Or so I thought.
That mentality and laziness (mostly the laziness) kept me from getting my TB test for a couple months after I got home from my mission. I probably would have put it off until someone had drug me to the clinic in handcuffs or something.
So I have Alex Powell to thank for motivating me to ride my bike a couple extra blocks south to get my TB test. Thanks Alex for scaring the poop right out of me when you showed me your little blistered bump on your arm...TB POSITIVE.
Holy Hamster In A Hammock.
People can actually get TB?
This got my mind all racing and my neurotic tendencies started going crazy. Then I made the rookie mistake of looking up TB symptoms online. Because I had a cough, and let us remember that TB was a real thing, okay?
Signs and symptoms of active TB include:
- Coughing that lasts three or more weeks- COUGH! I had a cough!
- Coughing up blood- Well....no. I wasn't coughing up blood. But sometimes my gums bleed if I floss too fast! That is so related!
- Chest pain, or pain with breathing or coughing- Oww. It hurts. To breathe. Oww. I am coughing.
- Unintentional weight loss- Yes. But I kind of like it? Is it bad to enjoy some symptoms?
- Fatigue- Oh yes. It's possible that it was from waking up at 4:30 AM everyday for my job...but no. TB. Remember the TB.
- Fever- I had a fever! At work! I even had sent a selfie of me in the supply closet to my mom telling her I had a fever!
- Night sweats- I sleep with the window open. I have a jean blanket that weighs as much as the X-Ray apron at the dentist but oh my, this is just too much.

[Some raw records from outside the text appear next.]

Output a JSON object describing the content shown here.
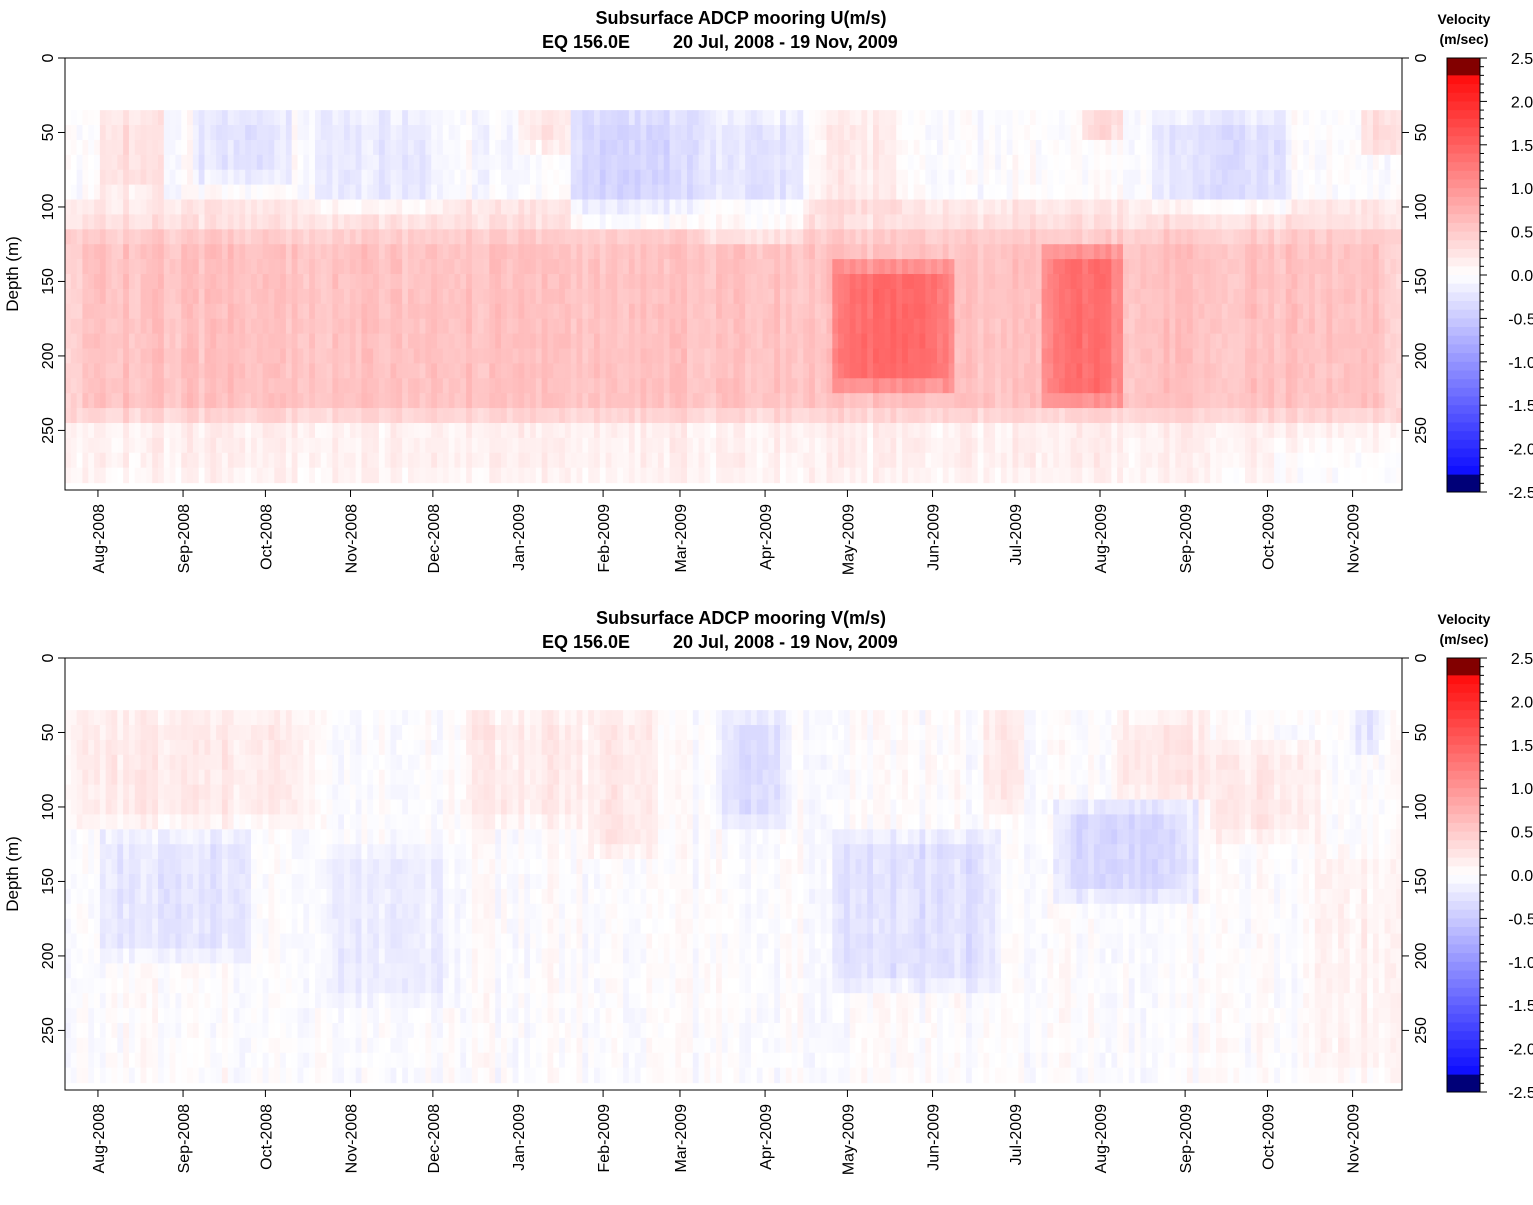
{
  "chart_data": [
    {
      "type": "heatmap",
      "title": "Subsurface ADCP mooring U(m/s)",
      "subtitle_location": "EQ 156.0E",
      "subtitle_dates": "20 Jul, 2008 - 19 Nov, 2009",
      "ylabel": "Depth (m)",
      "xlabel": "",
      "xlim": [
        "2008-07-20",
        "2009-11-19"
      ],
      "ylim": [
        0,
        290
      ],
      "y_reversed": true,
      "x_ticks": [
        "Aug-2008",
        "Sep-2008",
        "Oct-2008",
        "Nov-2008",
        "Dec-2008",
        "Jan-2009",
        "Feb-2009",
        "Mar-2009",
        "Apr-2009",
        "May-2009",
        "Jun-2009",
        "Jul-2009",
        "Aug-2009",
        "Sep-2009",
        "Oct-2009",
        "Nov-2009"
      ],
      "x_tick_dates": [
        "2008-08-01",
        "2008-09-01",
        "2008-10-01",
        "2008-11-01",
        "2008-12-01",
        "2009-01-01",
        "2009-02-01",
        "2009-03-01",
        "2009-04-01",
        "2009-05-01",
        "2009-06-01",
        "2009-07-01",
        "2009-08-01",
        "2009-09-01",
        "2009-10-01",
        "2009-11-01"
      ],
      "y_ticks": [
        "0",
        "50",
        "100",
        "150",
        "200",
        "250"
      ],
      "y_tick_values": [
        0,
        50,
        100,
        150,
        200,
        250
      ],
      "depth_range_data": [
        35,
        285
      ],
      "colorbar": {
        "title_line1": "Velocity",
        "title_line2": "(m/sec)",
        "min": -2.5,
        "max": 2.5,
        "labels": [
          "2.5",
          "2.0",
          "1.5",
          "1.0",
          "0.5",
          "0.0",
          "-0.5",
          "-1.0",
          "-1.5",
          "-2.0",
          "-2.5"
        ],
        "label_values": [
          2.5,
          2.0,
          1.5,
          1.0,
          0.5,
          0.0,
          -0.5,
          -1.0,
          -1.5,
          -2.0,
          -2.5
        ]
      },
      "features": [
        {
          "time": [
            "2008-07-20",
            "2009-11-19"
          ],
          "depth": [
            120,
            240
          ],
          "value": 0.6
        },
        {
          "time": [
            "2008-07-20",
            "2009-11-19"
          ],
          "depth": [
            95,
            120
          ],
          "value": 0.3
        },
        {
          "time": [
            "2008-07-20",
            "2009-11-19"
          ],
          "depth": [
            240,
            285
          ],
          "value": 0.15
        },
        {
          "time": [
            "2008-08-01",
            "2008-08-25"
          ],
          "depth": [
            35,
            90
          ],
          "value": 0.35
        },
        {
          "time": [
            "2008-09-05",
            "2008-10-10"
          ],
          "depth": [
            35,
            80
          ],
          "value": -0.3
        },
        {
          "time": [
            "2008-10-20",
            "2008-12-05"
          ],
          "depth": [
            35,
            105
          ],
          "value": -0.2
        },
        {
          "time": [
            "2008-12-15",
            "2009-01-10"
          ],
          "depth": [
            35,
            90
          ],
          "value": -0.1
        },
        {
          "time": [
            "2009-01-01",
            "2009-01-20"
          ],
          "depth": [
            35,
            60
          ],
          "value": 0.3
        },
        {
          "time": [
            "2009-01-20",
            "2009-03-10"
          ],
          "depth": [
            35,
            115
          ],
          "value": -0.4
        },
        {
          "time": [
            "2009-03-10",
            "2009-04-15"
          ],
          "depth": [
            40,
            125
          ],
          "value": -0.25
        },
        {
          "time": [
            "2009-04-20",
            "2009-05-20"
          ],
          "depth": [
            35,
            100
          ],
          "value": 0.2
        },
        {
          "time": [
            "2009-04-25",
            "2009-06-10"
          ],
          "depth": [
            140,
            220
          ],
          "value": 0.85
        },
        {
          "time": [
            "2009-07-10",
            "2009-08-10"
          ],
          "depth": [
            130,
            230
          ],
          "value": 0.8
        },
        {
          "time": [
            "2009-07-25",
            "2009-08-10"
          ],
          "depth": [
            35,
            55
          ],
          "value": 0.5
        },
        {
          "time": [
            "2009-08-20",
            "2009-10-10"
          ],
          "depth": [
            40,
            100
          ],
          "value": -0.3
        },
        {
          "time": [
            "2009-10-01",
            "2009-11-19"
          ],
          "depth": [
            260,
            285
          ],
          "value": -0.15
        },
        {
          "time": [
            "2009-11-05",
            "2009-11-19"
          ],
          "depth": [
            35,
            65
          ],
          "value": 0.45
        }
      ]
    },
    {
      "type": "heatmap",
      "title": "Subsurface ADCP mooring V(m/s)",
      "subtitle_location": "EQ 156.0E",
      "subtitle_dates": "20 Jul, 2008 - 19 Nov, 2009",
      "ylabel": "Depth (m)",
      "xlabel": "",
      "xlim": [
        "2008-07-20",
        "2009-11-19"
      ],
      "ylim": [
        0,
        290
      ],
      "y_reversed": true,
      "x_ticks": [
        "Aug-2008",
        "Sep-2008",
        "Oct-2008",
        "Nov-2008",
        "Dec-2008",
        "Jan-2009",
        "Feb-2009",
        "Mar-2009",
        "Apr-2009",
        "May-2009",
        "Jun-2009",
        "Jul-2009",
        "Aug-2009",
        "Sep-2009",
        "Oct-2009",
        "Nov-2009"
      ],
      "x_tick_dates": [
        "2008-08-01",
        "2008-09-01",
        "2008-10-01",
        "2008-11-01",
        "2008-12-01",
        "2009-01-01",
        "2009-02-01",
        "2009-03-01",
        "2009-04-01",
        "2009-05-01",
        "2009-06-01",
        "2009-07-01",
        "2009-08-01",
        "2009-09-01",
        "2009-10-01",
        "2009-11-01"
      ],
      "y_ticks": [
        "0",
        "50",
        "100",
        "150",
        "200",
        "250"
      ],
      "y_tick_values": [
        0,
        50,
        100,
        150,
        200,
        250
      ],
      "depth_range_data": [
        35,
        285
      ],
      "colorbar": {
        "title_line1": "Velocity",
        "title_line2": "(m/sec)",
        "min": -2.5,
        "max": 2.5,
        "labels": [
          "2.5",
          "2.0",
          "1.5",
          "1.0",
          "0.5",
          "0.0",
          "-0.5",
          "-1.0",
          "-1.5",
          "-2.0",
          "-2.5"
        ],
        "label_values": [
          2.5,
          2.0,
          1.5,
          1.0,
          0.5,
          0.0,
          -0.5,
          -1.0,
          -1.5,
          -2.0,
          -2.5
        ]
      },
      "features": [
        {
          "time": [
            "2008-07-20",
            "2008-10-20"
          ],
          "depth": [
            35,
            110
          ],
          "value": 0.2
        },
        {
          "time": [
            "2008-08-01",
            "2008-09-25"
          ],
          "depth": [
            120,
            200
          ],
          "value": -0.25
        },
        {
          "time": [
            "2008-10-20",
            "2008-12-10"
          ],
          "depth": [
            130,
            230
          ],
          "value": -0.15
        },
        {
          "time": [
            "2008-12-10",
            "2009-01-25"
          ],
          "depth": [
            35,
            110
          ],
          "value": 0.2
        },
        {
          "time": [
            "2009-01-25",
            "2009-02-20"
          ],
          "depth": [
            35,
            130
          ],
          "value": 0.25
        },
        {
          "time": [
            "2009-03-15",
            "2009-04-10"
          ],
          "depth": [
            40,
            110
          ],
          "value": -0.3
        },
        {
          "time": [
            "2009-04-25",
            "2009-06-25"
          ],
          "depth": [
            120,
            220
          ],
          "value": -0.3
        },
        {
          "time": [
            "2009-06-20",
            "2009-07-05"
          ],
          "depth": [
            35,
            100
          ],
          "value": 0.25
        },
        {
          "time": [
            "2009-07-15",
            "2009-09-05"
          ],
          "depth": [
            100,
            160
          ],
          "value": -0.35
        },
        {
          "time": [
            "2009-08-05",
            "2009-09-10"
          ],
          "depth": [
            40,
            95
          ],
          "value": 0.25
        },
        {
          "time": [
            "2009-09-10",
            "2009-10-20"
          ],
          "depth": [
            60,
            120
          ],
          "value": 0.2
        },
        {
          "time": [
            "2009-10-15",
            "2009-11-19"
          ],
          "depth": [
            130,
            280
          ],
          "value": 0.12
        },
        {
          "time": [
            "2009-11-02",
            "2009-11-10"
          ],
          "depth": [
            35,
            60
          ],
          "value": -0.35
        }
      ]
    }
  ]
}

TB TB TB!
- Chills- Yes. TB!
- Loss of appetite- Yes. I mean, besides the granola and PB & J binges...
So to end this story (it's my bed time), I went to the clinic. No one seemed too concerned about my cough. "Hey you! Nurse! I think I have TB bro, listen to this cough!" Nothing. The nurse then poked me, told me to come back in two days and charged me 20 dollars.

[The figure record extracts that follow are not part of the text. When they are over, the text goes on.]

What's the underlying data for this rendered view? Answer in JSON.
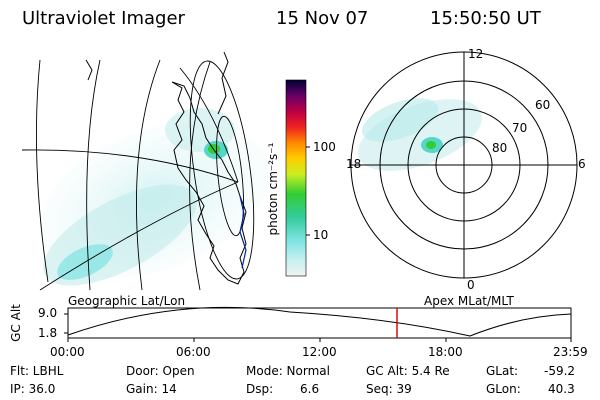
{
  "header": {
    "instrument": "Ultraviolet Imager",
    "date": "15 Nov 07",
    "time": "15:50:50 UT"
  },
  "colorbar": {
    "unit_label": "photon cm⁻²s⁻¹",
    "ticks": [
      "100",
      "10"
    ]
  },
  "polar_plot": {
    "mlt_labels": [
      "12",
      "18",
      "6",
      "0"
    ],
    "mlat_labels": [
      "60",
      "70",
      "80"
    ]
  },
  "panel_labels": {
    "left": "Geographic Lat/Lon",
    "right": "Apex MLat/MLT"
  },
  "orbit_plot": {
    "ylabel": "GC Alt",
    "y_ticks": [
      "9.0",
      "1.8"
    ],
    "x_ticks": [
      "00:00",
      "06:00",
      "12:00",
      "18:00",
      "23:59"
    ]
  },
  "info": {
    "filter": "Flt: LBHL",
    "ip": "IP: 36.0",
    "door": "Door: Open",
    "gain": "Gain: 14",
    "mode": "Mode: Normal",
    "dsp_label": "Dsp:",
    "dsp_value": "6.6",
    "gc_alt": "GC Alt: 5.4 Re",
    "seq": "Seq: 39",
    "glat_label": "GLat:",
    "glat_value": "-59.2",
    "glon_label": "GLon:",
    "glon_value": "40.3"
  },
  "colors": {
    "orbit_marker": "#cc0000",
    "aurora_high": "#33cc33",
    "aurora_mid": "#66dddd"
  }
}
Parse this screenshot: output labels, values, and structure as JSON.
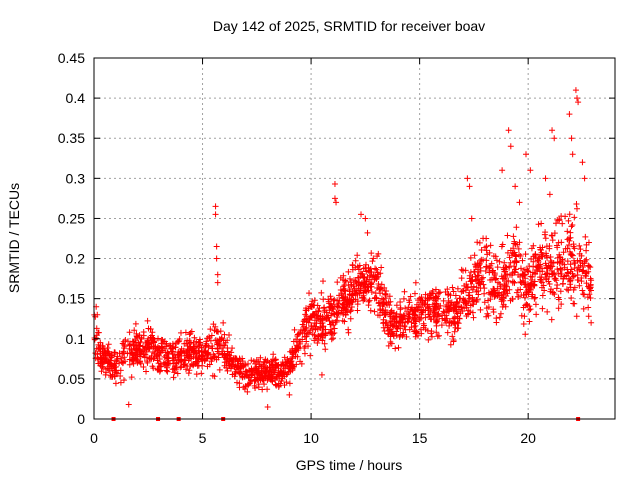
{
  "chart_data": {
    "type": "scatter",
    "title": "Day 142 of 2025, SRMTID for receiver boav",
    "xlabel": "GPS time / hours",
    "ylabel": "SRMTID / TECUs",
    "xlim": [
      0,
      24
    ],
    "ylim": [
      0,
      0.45
    ],
    "x_ticks": [
      0,
      5,
      10,
      15,
      20
    ],
    "x_tick_labels": [
      "0",
      "5",
      "10",
      "15",
      "20"
    ],
    "y_ticks": [
      0,
      0.05,
      0.1,
      0.15,
      0.2,
      0.25,
      0.3,
      0.35,
      0.4,
      0.45
    ],
    "y_tick_labels": [
      "0",
      "0.05",
      "0.1",
      "0.15",
      "0.2",
      "0.25",
      "0.3",
      "0.35",
      "0.4",
      "0.45"
    ],
    "grid": true,
    "marker": "plus",
    "color": "#ff0000",
    "series_name": "SRMTID",
    "trend": {
      "x": [
        0,
        0.25,
        0.5,
        1,
        1.5,
        2,
        2.5,
        3,
        3.5,
        4,
        4.5,
        5,
        5.5,
        6,
        6.5,
        7,
        7.5,
        8,
        8.5,
        9,
        9.5,
        10,
        10.5,
        11,
        11.5,
        12,
        12.5,
        13,
        13.5,
        14,
        14.5,
        15,
        15.5,
        16,
        16.5,
        17,
        17.5,
        18,
        18.5,
        19,
        19.5,
        20,
        20.5,
        21,
        21.5,
        22,
        22.5,
        22.9
      ],
      "y": [
        0.11,
        0.08,
        0.075,
        0.065,
        0.08,
        0.085,
        0.09,
        0.08,
        0.075,
        0.08,
        0.085,
        0.08,
        0.09,
        0.085,
        0.065,
        0.055,
        0.055,
        0.06,
        0.055,
        0.065,
        0.1,
        0.13,
        0.12,
        0.125,
        0.14,
        0.16,
        0.175,
        0.17,
        0.125,
        0.12,
        0.13,
        0.125,
        0.135,
        0.14,
        0.13,
        0.15,
        0.17,
        0.18,
        0.17,
        0.175,
        0.19,
        0.16,
        0.19,
        0.18,
        0.2,
        0.2,
        0.19,
        0.17
      ],
      "spread": [
        0.03,
        0.025,
        0.02,
        0.02,
        0.025,
        0.025,
        0.025,
        0.025,
        0.02,
        0.025,
        0.025,
        0.025,
        0.03,
        0.03,
        0.02,
        0.02,
        0.02,
        0.02,
        0.02,
        0.02,
        0.03,
        0.035,
        0.035,
        0.035,
        0.035,
        0.035,
        0.035,
        0.035,
        0.03,
        0.03,
        0.03,
        0.03,
        0.03,
        0.03,
        0.03,
        0.035,
        0.04,
        0.045,
        0.045,
        0.045,
        0.05,
        0.05,
        0.05,
        0.05,
        0.06,
        0.06,
        0.05,
        0.04
      ]
    },
    "outliers": [
      {
        "x": 0.1,
        "y": 0.14
      },
      {
        "x": 0.15,
        "y": 0.13
      },
      {
        "x": 5.6,
        "y": 0.265
      },
      {
        "x": 5.6,
        "y": 0.255
      },
      {
        "x": 5.65,
        "y": 0.215
      },
      {
        "x": 5.65,
        "y": 0.2
      },
      {
        "x": 5.7,
        "y": 0.18
      },
      {
        "x": 5.7,
        "y": 0.17
      },
      {
        "x": 11.1,
        "y": 0.293
      },
      {
        "x": 11.1,
        "y": 0.275
      },
      {
        "x": 11.15,
        "y": 0.27
      },
      {
        "x": 12.3,
        "y": 0.255
      },
      {
        "x": 12.5,
        "y": 0.25
      },
      {
        "x": 12.6,
        "y": 0.232
      },
      {
        "x": 17.2,
        "y": 0.3
      },
      {
        "x": 17.3,
        "y": 0.29
      },
      {
        "x": 17.4,
        "y": 0.25
      },
      {
        "x": 18.8,
        "y": 0.31
      },
      {
        "x": 19.1,
        "y": 0.36
      },
      {
        "x": 19.2,
        "y": 0.34
      },
      {
        "x": 19.4,
        "y": 0.29
      },
      {
        "x": 19.6,
        "y": 0.27
      },
      {
        "x": 19.9,
        "y": 0.33
      },
      {
        "x": 20.1,
        "y": 0.31
      },
      {
        "x": 20.8,
        "y": 0.3
      },
      {
        "x": 21.0,
        "y": 0.28
      },
      {
        "x": 21.1,
        "y": 0.36
      },
      {
        "x": 21.2,
        "y": 0.35
      },
      {
        "x": 21.9,
        "y": 0.38
      },
      {
        "x": 22.0,
        "y": 0.35
      },
      {
        "x": 22.05,
        "y": 0.33
      },
      {
        "x": 22.2,
        "y": 0.41
      },
      {
        "x": 22.25,
        "y": 0.4
      },
      {
        "x": 22.3,
        "y": 0.395
      },
      {
        "x": 22.5,
        "y": 0.32
      },
      {
        "x": 22.6,
        "y": 0.3
      },
      {
        "x": 22.8,
        "y": 0.22
      },
      {
        "x": 22.9,
        "y": 0.12
      },
      {
        "x": 8.0,
        "y": 0.015
      },
      {
        "x": 1.6,
        "y": 0.018
      },
      {
        "x": 9.0,
        "y": 0.03
      },
      {
        "x": 10.5,
        "y": 0.055
      }
    ],
    "zero_markers": [
      0.9,
      2.95,
      3.9,
      5.95,
      22.3
    ]
  }
}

I went back today. The lady called me a "carb-loader" for eating a Poptart and told me I was "clean".
It's hard having Tuberculosis.
The ice cream helped the TB-ridden sore throat. |
YOLO when you have TB. And you only do one snapchat before deleting that stupid app, because what's the point of it anyways? |
......
I also fell in love with an asian from Australia today. Like, melt into the leather couch, drool on the Time magazine I was browsing type of love. I didn't even get to hear his Crocodile Hunter impersonation.... Love is a sad and twisted thing.